Imprensa

Folha omite passado e ignora
economistas com fake news

DANIEL LIMA - 24/05/2021

A Folha de S. Paulo não toma jeito mesmo. Mais uma vez sou obrigado a intervir como ombudsman não autorizado com série de observações que colocam, agora, a manchetíssima (manchetes das manchetes de primeira página) como fake news do jornalismo profissional. A história econômica e os entrevistados foram tratorados pelo jornal paulistano. Do jeito que vai indo, se decidir apertar o foco, a Folha tomará o lugar do Diário do Grande ABC como freguês de caderneta.  

O que diferencia a Folha do Diário em matéria de fake news é que a Folha tem a gestão de Jair Bolsonaro como obsessão. O Diário tem a gestão de Paulinho Serra como proteção. É de lascar.  

Não custa lembrar que fake news não é somente um conjunto de informações equivocadas. Também é o resultado de informações verdadeiras, mas manipuladas deliberadamente.  

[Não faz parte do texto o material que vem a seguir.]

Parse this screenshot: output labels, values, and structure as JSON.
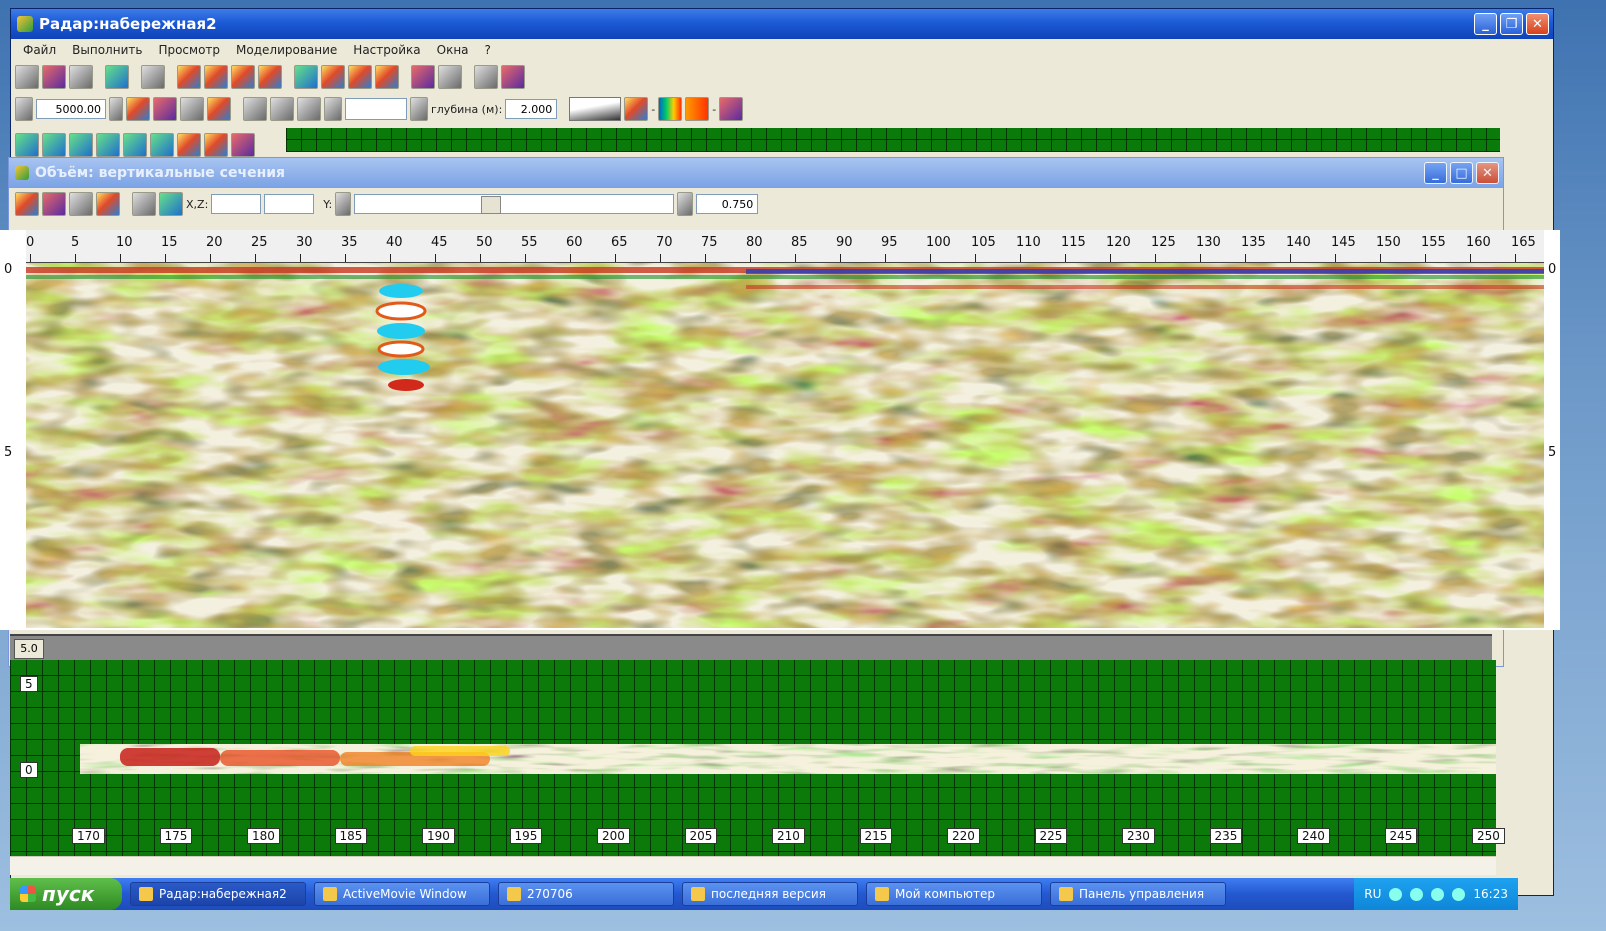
{
  "window": {
    "title": "Радар:набережная2"
  },
  "menu": [
    "Файл",
    "Выполнить",
    "Просмотр",
    "Моделирование",
    "Настройка",
    "Окна",
    "?"
  ],
  "toolbar2": {
    "value": "5000.00",
    "depth_label": "глубина (м):",
    "depth_value": "2.000"
  },
  "child": {
    "title": "Объём: вертикальные сечения",
    "xz_label": "X,Z:",
    "y_label": "Y:",
    "value": "0.750"
  },
  "ruler": {
    "ticks": [
      "0",
      "5",
      "10",
      "15",
      "20",
      "25",
      "30",
      "35",
      "40",
      "45",
      "50",
      "55",
      "60",
      "65",
      "70",
      "75",
      "80",
      "85",
      "90",
      "95",
      "100",
      "105",
      "110",
      "115",
      "120",
      "125",
      "130",
      "135",
      "140",
      "145",
      "150",
      "155",
      "160",
      "165"
    ]
  },
  "depth": {
    "left": [
      "0",
      "5"
    ],
    "right": [
      "0",
      "5"
    ]
  },
  "grey_strip": {
    "value": "5.0"
  },
  "lower": {
    "y_labels": [
      "5",
      "0"
    ],
    "x_ticks": [
      "170",
      "175",
      "180",
      "185",
      "190",
      "195",
      "200",
      "205",
      "210",
      "215",
      "220",
      "225",
      "230",
      "235",
      "240",
      "245",
      "250"
    ]
  },
  "taskbar": {
    "start": "пуск",
    "items": [
      "Радар:набережная2",
      "ActiveMovie Window",
      "270706",
      "последняя версия",
      "Мой компьютер",
      "Панель управления"
    ],
    "lang": "RU",
    "clock": "16:23"
  }
}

A Folha de S. Paulo, com a Agência Lupa, só devassa o que interessa ao seu portfólio de credibilidade. Quando se trata de deslizes editoriais próprios, prevalece o que se poderia chamar de Agência Obscuridade.  

Direções opostas  

Corro o risco de algum meliante fanático macular intervenções do ombudsman não autorizado com eventuais interesses político-partidários. Faz parte do jogo. O que me move mesmo é denunciar descontentamento com o nível de contaminação da política na economia nestes tempos de radicalismos.  

Vou me concentrar na manchetíssima da Folha de S. Paulo deste domingo. Mais propriamente no desdobramento da manchetíssima, ou seja, na reportagem publicada na página interna.  

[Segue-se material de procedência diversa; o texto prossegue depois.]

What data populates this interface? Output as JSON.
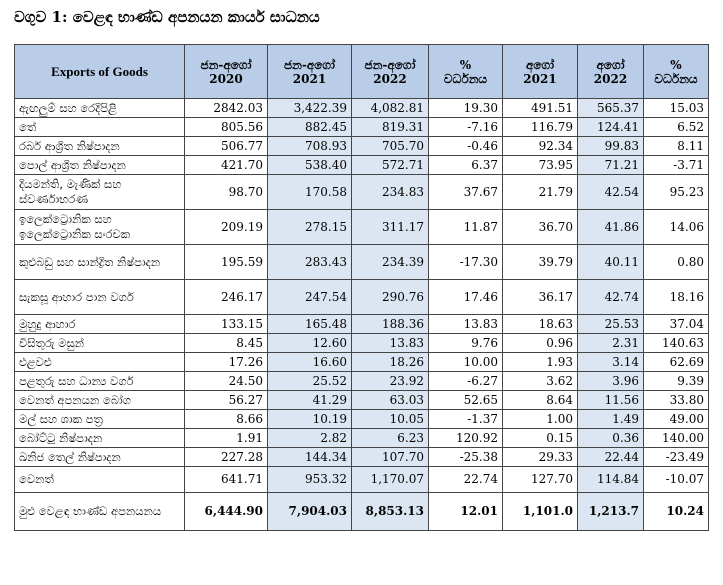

O que se publicou na página interna foi antecipado na manchetíssima de primeira página: “País mais pobre e informal torna recuperação incerta”. A linha auxiliar, chamada linha fina, induz os leitores à interpretação maliciosa, porque fora do contexto histórico: “Bolsonaro traz instabilidade a cenário de precarização de empregos e alto endividamento público”.  

Imputa-se ao governo de plantão, com dois anos e meio de gestão econômica, depois de descalabros de décadas de antecessores esbanjadores, quando não corruptos, a responsabilidade por ser o Brasil o que é, um País desde muito tempo à deriva em desenvolvimento econômico. Aliás, o que ficará patente na voz de entrevistados na reportagem da Folha –todos desdenhados na manchetíssima e na manchete já mencionadas.  

Vou deixar de lado o texto da primeira página, que conduz à leitura da página interna. A manchete da página (“Mais miserável e informal, Brasil sob Bolsonaro prepara herança maldita”) é a condecoração dos antecessores e a criminalização econômica do atual presidente. Uma desfaçatez.   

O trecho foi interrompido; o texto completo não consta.